Mike insists that Jerry have a one-and-done encounter with the titular ‘special’, a box with a hole cut into it and the words “Stick it in here” painted just above. Things unravel from there. Now seems as good a time as any to note that the film’s tagline is “This is not a love story.” Unless you’re Jerry and you discover love copulating with a wooden box that makes squelching noises that would give most of us pause. Having come up in an age of countless films that involve horrors contained within boxes (ie. Hellraiser, The Possession, Leprechaun, etc.) and the forcible removal of male genitalia, it was hard for me to not view Mike’s short-lived reluctance as highly questionable.

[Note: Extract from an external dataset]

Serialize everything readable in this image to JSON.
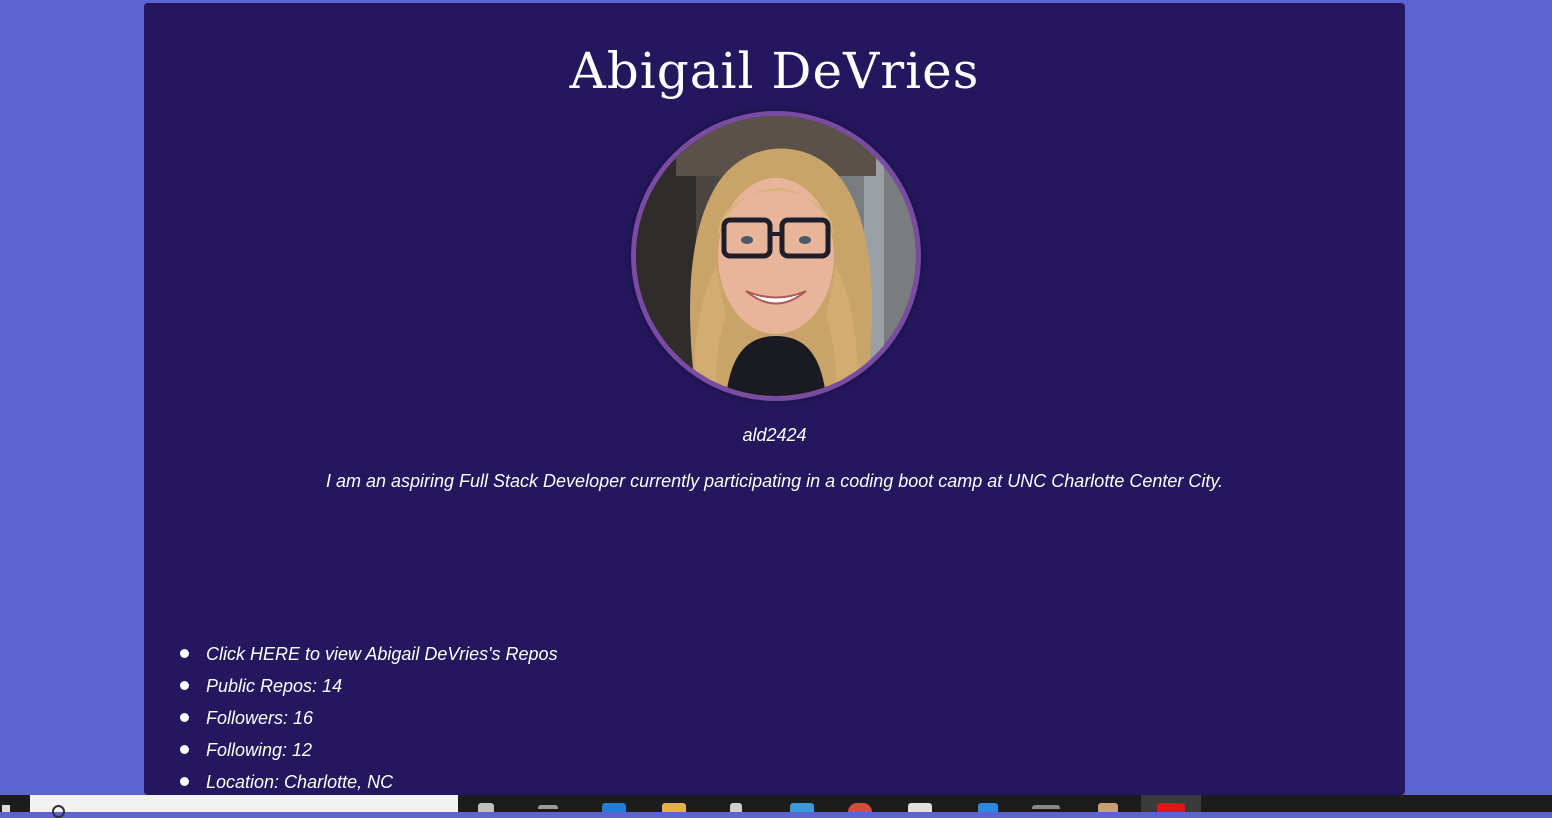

Following his earth-shattering orgasm with The Special, Jerry finds himself descending a well-lubricated spiral of obsession, self-induced isolation, and murder as he dispatches anything and anyone who might stand between him and a Fox News-and-Chill with his new polyhedral lover.
Upon hearing that the film dealt with themes of sex addiction and obsession I began to imagine The Special as being akin to 2011’s Shame, with a body count. While it doesn’t manage to bore as deep into the aforementioned themes and their nuance and impact as Shame does, The Special works with what its got with admirable gumption. There were moments, later in the film where I speculated as to whether or not this story might be better suited to a weekly series like The Twilight Zone, and constrained to 60 minutes. You can tell that for all of its shortcomings, some simply the result of budget, this film is crafted with a genuine sense of purpose and love.
Raphaely offers some genuine menace as his madness evolves and the practical effects shine in the final act. Fans of navel-gazer graphic novel adaptations might recognize Sheridan from a memorable bit part as Doug in 2001’s Ghost World and even more famously as Doofy in Keenan Ivory Wayans’ Scary Movie.
Some pacing and scripting keep The Special from being truly top shelf, but a dedication to premise and continued grounding in the world of the bizarre save it from becoming a bargain bin buy. It’s worth a watch.
The Special is currently making the rounds at festivals.